Editorial Blame it on flow through

The exact wording might change from time to time, but essentially it boils down to this — “flow-through made me do it.”

That’s right, the very investment incentive that was hailed as having saved the junior exploration industry a short two years ago is now being invoked to explain the myriad of failures that have resulted since then.

Failures may seem like too strong a word, for some of these projects. But there have been an awful lot of projects that have fallen well short of expectations, expectations that were fostered by studies, analyses and “dog-and-pony shows” ad nauseum when companies were trying to raise money. By the very standards set for them by the companies involved these projects haven’t met their objectives and “failure” is the only way to describe them.

We’ve listed some of the more prominent in the past; it serves no purpose to list them again. Most readers know several projects that fit the description. But even without specific examples, one would have to be totally oblivious to Canada’s mining scene over the past couple of years not to be aware that many projects have fallen by the wayside on the road to profitability.

There have been many success stories, to be sure. But they don’t grab the investor’s imagination the way a “disaster” story does. Besides, the success stories — which, by the way, far outnumber the failures during the 1980s — is another story.

When a project turns sour there is bound to be a lot of finger pointing. Now, however, there’s a ready-made excuse. Flow-through funds were so plentiful companies felt compelled to make the most of them. And because there was a time limit on when the money could be spent, many were hard pressed to spend the money on work that was truly warranted. They had promised their investors that the money would be spent, so spend it they must.

Then, after the investors took possession of their “cheap” flow-through shares, the companies were under more pressure to come up with favorable results so that the stock wouldn’t be immediately dumped on the market thereby depressing the stock price.

With the stock market crash of 1987 and a declining gold price during 1988, those pressures intensified. The consultants who were called on to evaluate the property and perhaps recommend a production decision might well be the same consultant called upon for further work should the project proceed — clearly a potential conflict of interest.

In fact, in the flow-through heyday it was not inconceivable that a mining engineer or geologist could establish an exploration company, then have that company raise flow-through funds to hire himself as a consultant. It was a type of make-work project. The value of the project was secondary, but it had to be kept going to each subsequent stage in order to keep the money coming in.

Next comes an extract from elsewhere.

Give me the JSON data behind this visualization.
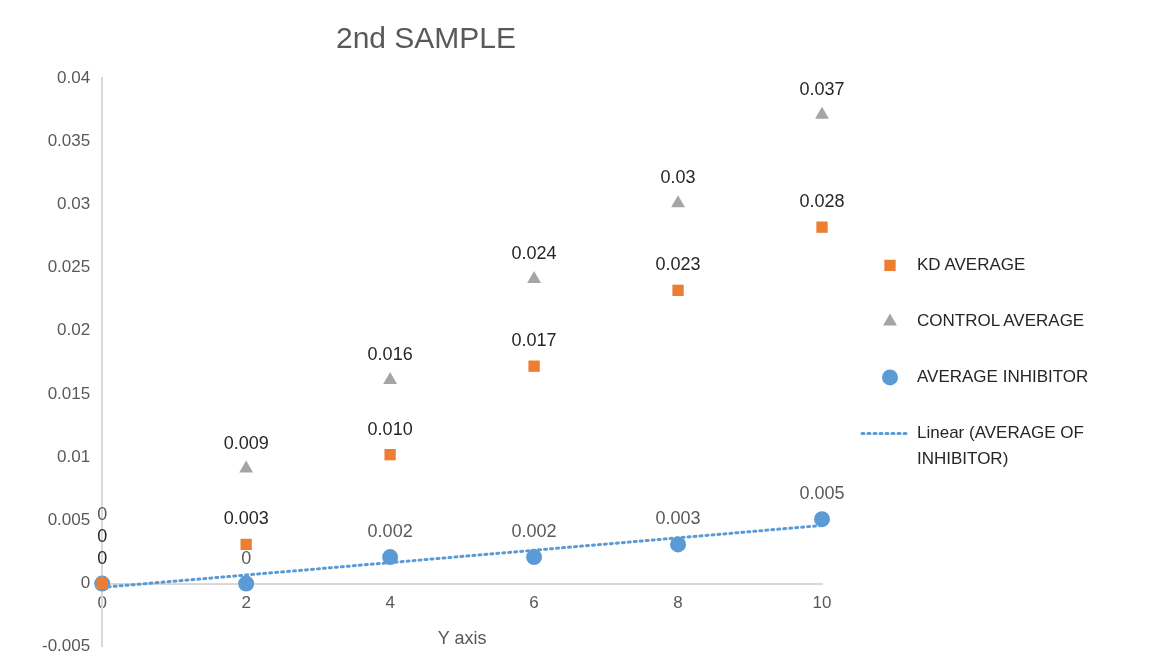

Many of those projects couldn’t live up to expectations because expectations were inflated to begin with.

Flow-through financing had its place, and an important place it was. During the dark days of the early- and mid-1980s, it did keep the exploration industry alive. And it served its purpose well.

But flow-through proved to be almost too good. It raised the level of “normal” activity to such a frenzied pace that anything less seemed like the doldrums. One fund manager uses the term “flow-through junkies.” What started out as a shot in the arm for the industry became a habit that is proving very difficult to break.

Now, it seems, we must go through a painful period of withdrawal while investors reassess the risk-reward ratio of junior mining stocks.

Flow-through shares may have clouded that decision-making process. For a while investors pumped up the market because of the tax benefits available from the flow-through mechanism. That raised expectations unreasonably high. Then, when the market crashed, the inevitable stock dilution kicked in and investors’ returns were knocked down unreasonably low.

The true value of exploration mining stocks is somewhere in between. It may take a while yet before investors rediscover the true value of mining shares, but eventually we have to return to reality.